Energy: When you think about your work in this role at CEF (and/or in general at CEF) where do you find energy and renewal?

When I reflect on my work in this role at CEF, I draw energy and renewal from our person-centered approach. Our primary focus is on the individual, regardless of who they are or what they bring to the table. This person-centered ethos resonates deeply with me, especially in my interactions with Members and Advocates. I derive immense joy from connecting with our Advocate community, where we have a supportive space to lean on, learn from, and celebrate each other’s successes. Together, we navigate challenging days, uplift each other through laughter and continuous curiosity, and collaboratively devise solutions. Being part of a community where we can openly address our needs, capacity, and well-being fills me with pride, energy, and profound gratitude.

Challenge: When you think about your work in this role at CEF (and/or in general at CEF) where do you find challenges and how do you seek to find the best way forward?

In all honesty, navigating anti-racist, justice-focused community work within the confines of oppressive systems like white supremacy culture presents a myriad of challenges. It’s hardly surprising, considering the extensive lists of obstacles we encounter daily within our CEF community. Thus, I find that the most daunting aspect of my role at times is simply ensuring that everyone feels empowered to engage with the supportive community that CEF has fostered. This involves ensuring that individuals feel capable of supporting others whose experiences may differ from their own, feeling supported enough to actively participate both mentally and physically, and ensuring that each Advocate feels valued and acknowledged. It’s about ensuring that they are equipped to advocate for themselves as well. To all Advocates reading this, know that you are deeply appreciated!

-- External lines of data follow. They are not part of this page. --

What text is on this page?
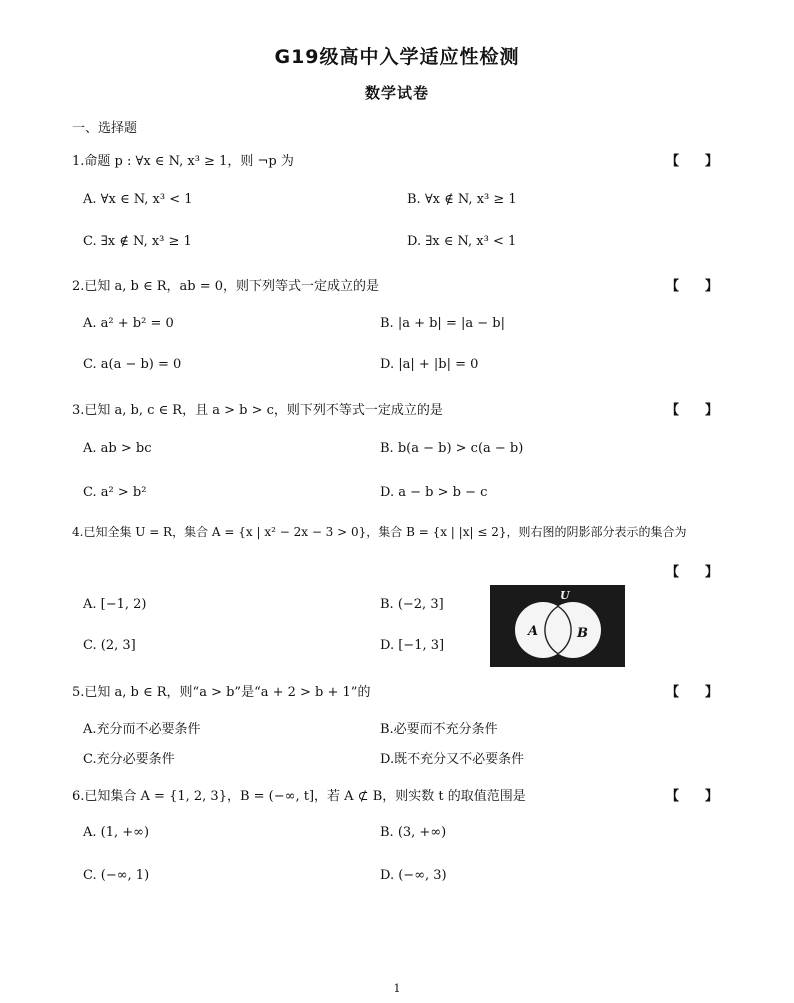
G19级高中入学适应性检测
数学试卷
一、选择题
1.命题 p : ∀x ∈ N, x³ ≥ 1，则 ¬p 为	【　　】
A. ∀x ∈ N, x³ < 1	B. ∀x ∉ N, x³ ≥ 1
C. ∃x ∉ N, x³ ≥ 1	D. ∃x ∈ N, x³ < 1
2.已知 a, b ∈ R，ab = 0，则下列等式一定成立的是	【　　】
A. a² + b² = 0	B. |a + b| = |a − b|
C. a(a − b) = 0	D. |a| + |b| = 0
3.已知 a, b, c ∈ R，且 a > b > c，则下列不等式一定成立的是	【　　】
A. ab > bc	B. b(a − b) > c(a − b)
C. a² > b²	D. a − b > b − c
4.已知全集 U = R，集合 A = {x | x² − 2x − 3 > 0}，集合 B = {x | |x| ≤ 2}，则右图的阴影部分表示的集合为
【　　】
A. [−1, 2)	B. (−2, 3]
C. (2, 3]	D. [−1, 3]
U
A	B
5.已知 a, b ∈ R，则“a > b”是“a + 2 > b + 1”的	【　　】
A.充分而不必要条件	B.必要而不充分条件
C.充分必要条件	D.既不充分又不必要条件
6.已知集合 A = {1, 2, 3}，B = (−∞, t]，若 A ⊄ B，则实数 t 的取值范围是	【　　】
A. (1, +∞)	B. (3, +∞)
C. (−∞, 1)	D. (−∞, 3)
1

Etc: Is there anything else you’d like to share?

Outside of my role as APC, I thoroughly enjoy spending quality time with my partner, whether it’s at home or exploring new places. I’m currently immersed in creating Spotify playlists, particularly delving into the new-wave funk and disco movements. Exploring culinary delights at new restaurants, discovering hiking trails both nearby and across the state, and preparing meals for my loved ones are some of my cherished activities. I find solace in browsing through local bookstores, especially in search of the latest horror releases and cryptic creature-features. I strongly advocate for the importance of outdoor play and seize any opportunity to indulge myself. Although I appreciate thoughtful cuisine, if I had to pick a favorite food, it would undoubtedly be french fries. Or perhaps ice cream. When I’m up for it, I love attending drag shows, hitting the dance floor with friends, and engaging in spirited competition at local trivia nights!